TCH vs. CH Spelling Rule: When to Use Each (Catch vs. Rich)

Published on May 3, 2026

TCH and CH both spell the sound /tʃ/, like the start of chair. So why do we write catch with TCH but rich with just CH? A precise rule covers more than 95 percent of cases, and once you know it your spelling and your reading-aloud both improve.

The Rule in One Sentence

After a single short stressed vowel, write TCH. Everywhere else (long vowel, diphthong, after a consonant, or in an unstressed syllable), write CH.
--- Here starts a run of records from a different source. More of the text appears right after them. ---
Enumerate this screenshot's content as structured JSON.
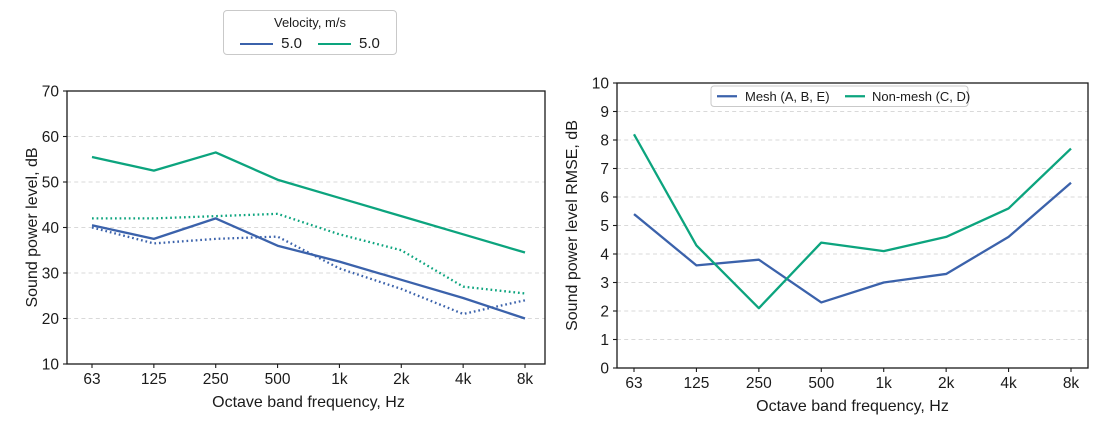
{
  "figure_legend": {
    "title": "Velocity, m/s",
    "entries": [
      {
        "label": "5.0",
        "color": "#3B62AB",
        "line_style": "solid"
      },
      {
        "label": "5.0",
        "color": "#0CA47E",
        "line_style": "solid"
      }
    ]
  },
  "colors": {
    "blue": "#3B62AB",
    "green": "#0CA47E",
    "grid": "#D9D9D9",
    "spine": "#1A1A1A",
    "legend_border": "#C9C9C9",
    "text": "#1B1B1B"
  },
  "chart_data": [
    {
      "type": "line",
      "title": "",
      "categories": [
        "63",
        "125",
        "250",
        "500",
        "1k",
        "2k",
        "4k",
        "8k"
      ],
      "xlabel": "Octave band frequency, Hz",
      "ylabel": "Sound power level, dB",
      "ylim": [
        10,
        70
      ],
      "ytick_step": 10,
      "grid": "horizontal-dashed",
      "legend_position": "figure-top-outside",
      "series": [
        {
          "name": "velocity-5.0-green-solid",
          "legend_label": "5.0",
          "color": "#0CA47E",
          "dash": "solid",
          "values": [
            55.5,
            52.5,
            56.5,
            50.5,
            46.5,
            42.5,
            38.5,
            34.5
          ]
        },
        {
          "name": "velocity-5.0-green-dotted",
          "legend_label": null,
          "color": "#0CA47E",
          "dash": "dotted",
          "values": [
            42,
            42,
            42.5,
            43,
            38.5,
            35,
            27,
            25.5
          ]
        },
        {
          "name": "velocity-5.0-blue-solid",
          "legend_label": "5.0",
          "color": "#3B62AB",
          "dash": "solid",
          "values": [
            40.5,
            37.5,
            42,
            36,
            32.5,
            28.5,
            24.5,
            20
          ]
        },
        {
          "name": "velocity-5.0-blue-dotted",
          "legend_label": null,
          "color": "#3B62AB",
          "dash": "dotted",
          "values": [
            40,
            36.5,
            37.5,
            38,
            31,
            26.5,
            21,
            24
          ]
        }
      ]
    },
    {
      "type": "line",
      "title": "",
      "categories": [
        "63",
        "125",
        "250",
        "500",
        "1k",
        "2k",
        "4k",
        "8k"
      ],
      "xlabel": "Octave band frequency, Hz",
      "ylabel": "Sound power level RMSE, dB",
      "ylim": [
        0,
        10
      ],
      "ytick_step": 1,
      "grid": "horizontal-dashed",
      "legend_position": "top-center-inside",
      "series": [
        {
          "name": "Mesh (A, B, E)",
          "legend_label": "Mesh (A, B, E)",
          "color": "#3B62AB",
          "dash": "solid",
          "values": [
            5.4,
            3.6,
            3.8,
            2.3,
            3.0,
            3.3,
            4.6,
            6.5
          ]
        },
        {
          "name": "Non-mesh (C, D)",
          "legend_label": "Non-mesh (C, D)",
          "color": "#0CA47E",
          "dash": "solid",
          "values": [
            8.2,
            4.3,
            2.1,
            4.4,
            4.1,
            4.6,
            5.6,
            7.7
          ]
        }
      ]
    }
  ]
}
Examples That Follow the Rule

  • TCH after a short vowel: catch, match, fetch, ditch, dutch, scotch, hutch.
  • CH after a long vowel/diphthong: teach, reach, couch, peach, vouch.
  • CH after a consonant: march, lunch, bench, branch, punch.

Practice the Pattern

Why This Helps Pronunciation

TCH visually warns you: short, sharp vowel, then a quick crisp /tʃ/. CH alone usually signals a long vowel or diphthong. Recognising the pattern stops you from over-lengthening the vowel in catch or weakening the affricate in match into a soft /ʃ/.

Exceptions and Fine Print

The four classic exceptions are very common, very short words. Just memorize them:

  • much, such, rich, which — short vowel but plain CH.
  • attach, detach, sandwich, ostrich — plain CH because the final syllable is unstressed.
  • bachelor, duchess — CH belongs to the next syllable.

Practical Tips

  • When you read aloud, use TCH as a cue to keep the vowel short: catch, not "caaaatch".
  • If a word came from Greek or French (e.g., chemistry, champagne), CH may stand for /k/ or /ʃ/, not /tʃ/. That is a different rule.
  • When you write a new word from sound, ask: is the vowel short and stressed? Yes → TCH.

Related Lessons

Bottom Line: Short stressed vowel → TCH. Anything else → CH. Plus four classic exceptions: much, such, rich, which.